Holocaust Memorial Center, Eastern Michigan University to Host Sascha Feuchert for Rare Look Into Daily Life of Lodz Ghetto
Farmington Hills, MI, February 10, 2013 --(PR.com
)-- The Holocaust Memorial Center Zekelman Family Campus (www.holocaustcenter.org) and Eastern Michigan University will host Holocaust literature expert Dr. Sascha Feuchert for a presentation on the book, “The Ghetto Chronicle of Lodz/Litzmannstadt: News Bulletins from a Horrible Life,” on Feb. 13.
Beginning at 7 p.m., at the Holocaust Memorial Center located at 28123 Orchard Lake Road in Farmington Hills, Feuchert will examine the writings of the group of Polish-Jewish philosophers, journalists and writers who penned this amazing and devastating day-by-day record of life in Poland’s Lodz Ghetto. The event is free to the general public.
The city of Lodz had a population of 672,000 (including 233,000 Jews) when German forces invaded in September 1939. They then renamed it Lizmannstadt and sent all Jews from Lodz to what they called the Lodz Ghetto.
Polish-Jewish writers, philosophers and poets began documenting ghetto life on a daily basis starting in January 1941. They called their work, The Bulletin of the Daily Chronicle, or "the newspaper without readers." Later, Jews transported to the ghetto from other parts of Europe contributed to the chronicle, which ended in 1944.
Feuchert will discuss the writings, which provide a unique look into the daily life of the ghetto inhabitants, ranging from the weather and how many people died and were born to prices on the black market. The works also chronicle the devastation in Lodz, the second largest Jewish ghetto in Nazi Europe. More than 163,000 people were interned in 1941. By 1944, that number was reduced to 877 due to deaths and deportations.

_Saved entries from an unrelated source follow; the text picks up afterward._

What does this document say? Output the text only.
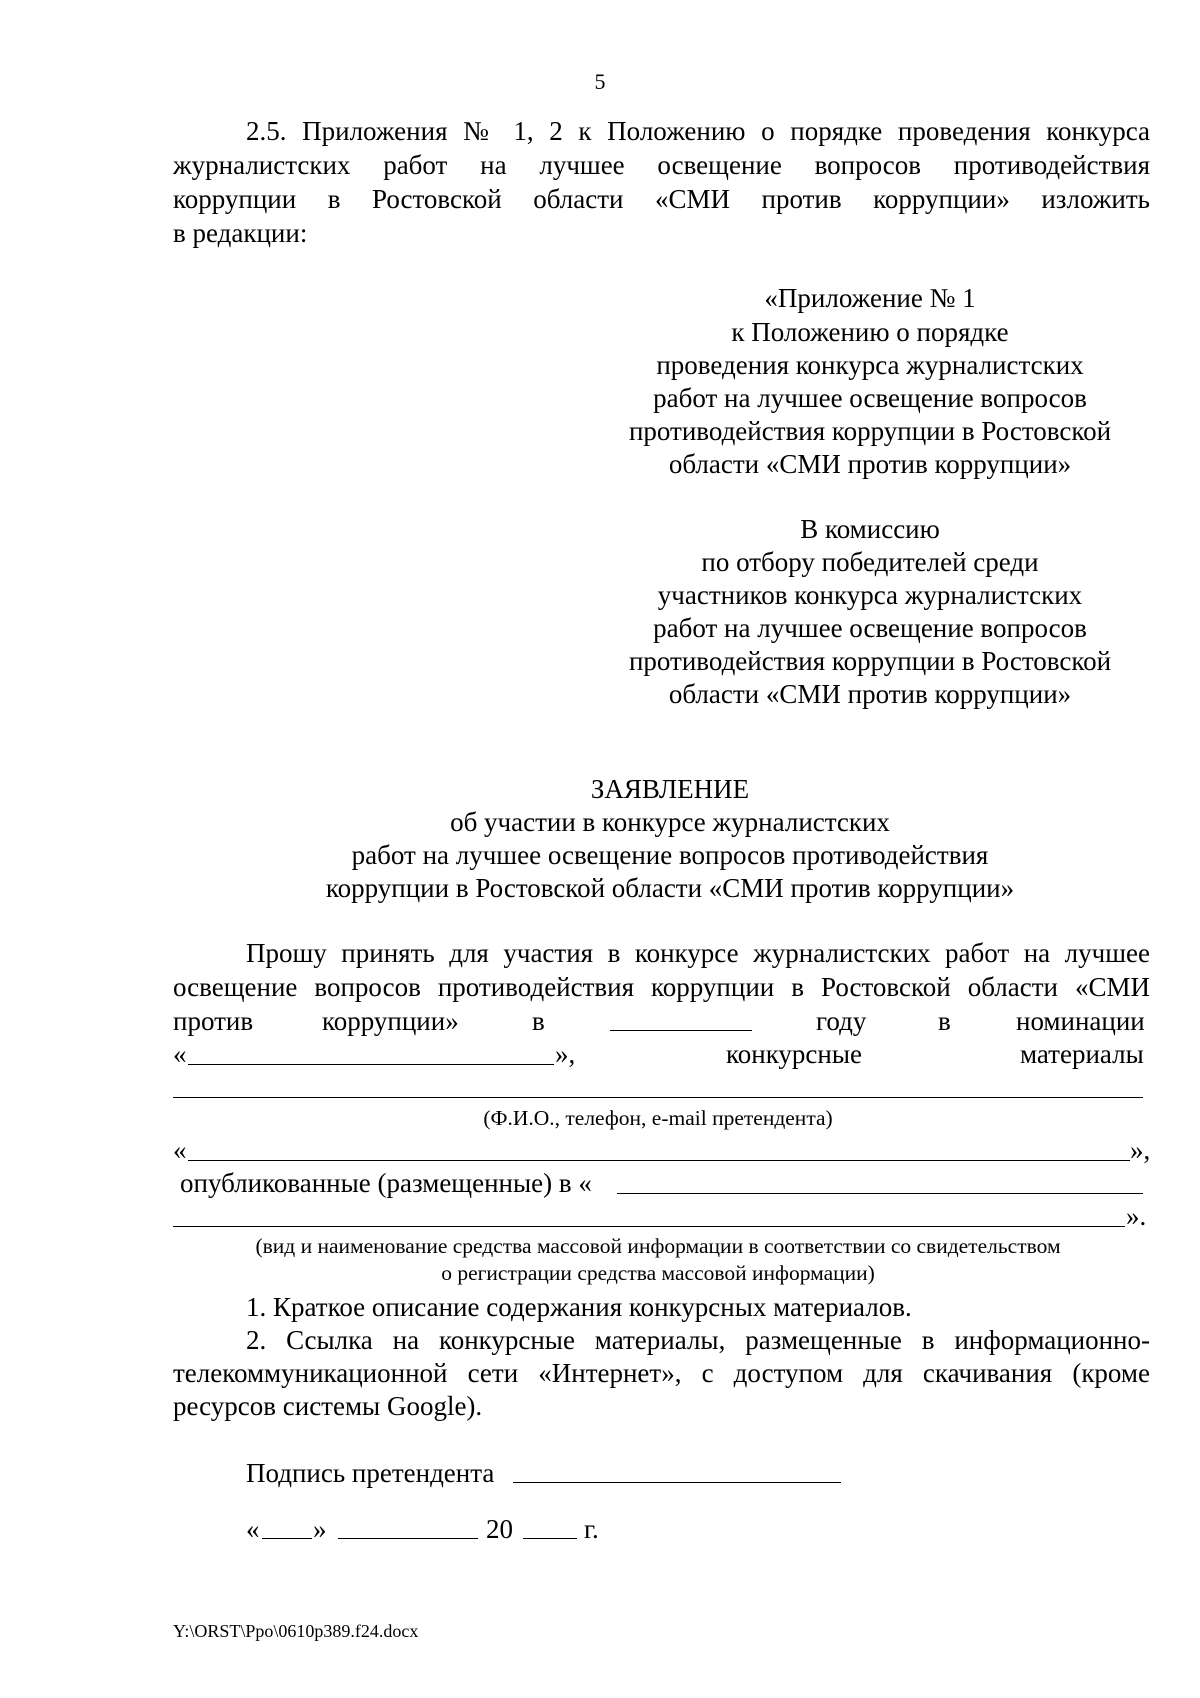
5
2.5. Приложения № 1, 2 к Положению о порядке проведения конкурса
журналистских работ на лучшее освещение вопросов противодействия
коррупции в Ростовской области «СМИ против коррупции» изложить
в редакции:
«Приложение № 1
к Положению о порядке
проведения конкурса журналистских
работ на лучшее освещение вопросов
противодействия коррупции в Ростовской
области «СМИ против коррупции»
В комиссию
по отбору победителей среди
участников конкурса журналистских
работ на лучшее освещение вопросов
противодействия коррупции в Ростовской
области «СМИ против коррупции»
ЗАЯВЛЕНИЕ
об участии в конкурсе журналистских
работ на лучшее освещение вопросов противодействия
коррупции в Ростовской области «СМИ против коррупции»
Прошу принять для участия в конкурсе журналистских работ на лучшее
освещение вопросов противодействия коррупции в Ростовской области «СМИ
против	коррупции»	в	году	в номинации
«	»,	конкурсные	материалы
(Ф.И.О., телефон, e-mail претендента)
«	»,
опубликованные (размещенные) в «
».
(вид и наименование средства массовой информации в соответствии со свидетельством
о регистрации средства массовой информации)
1. Краткое описание содержания конкурсных материалов.
2. Ссылка на конкурсные материалы, размещенные в информационно-
телекоммуникационной сети «Интернет», с доступом для скачивания (кроме
ресурсов системы Google).
Подпись претендента
« »	20	г.
Y:\ORST\Ppo\0610p389.f24.docx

Feuchert has won numerous awards for his research. He was recently named vice president of the German PEN-Club, an association of writers that emphasizes the role of literature in the development of mutual understanding and world culture, and the fight for freedom of expression.
An honorary professor, Feuchert has taught EMU students during the study abroad trip, "Representing the Holocaust." He also is the academic adviser for EMU students when they attend Justus Liebig University in Giessen, Germany, for up to two semesters.
It is the mission of the Holocaust Memorial Center Zekelman Family Campus to remember those who perished and those who survived the Holocaust and, in a world increasingly faced with sectarian strife and intolerance, to set forth the lessons of Holocaust as a model for teaching ethical conduct and responsible decision-making. By highlighting those individuals who, in the midst of evil, stood for the best, rather than the worst of human nature, the Holocaust Memorial Center seeks to contribute to maintaining an open and free society.
The facility is wheelchair accessible and free parking is available at both the North and South entrances.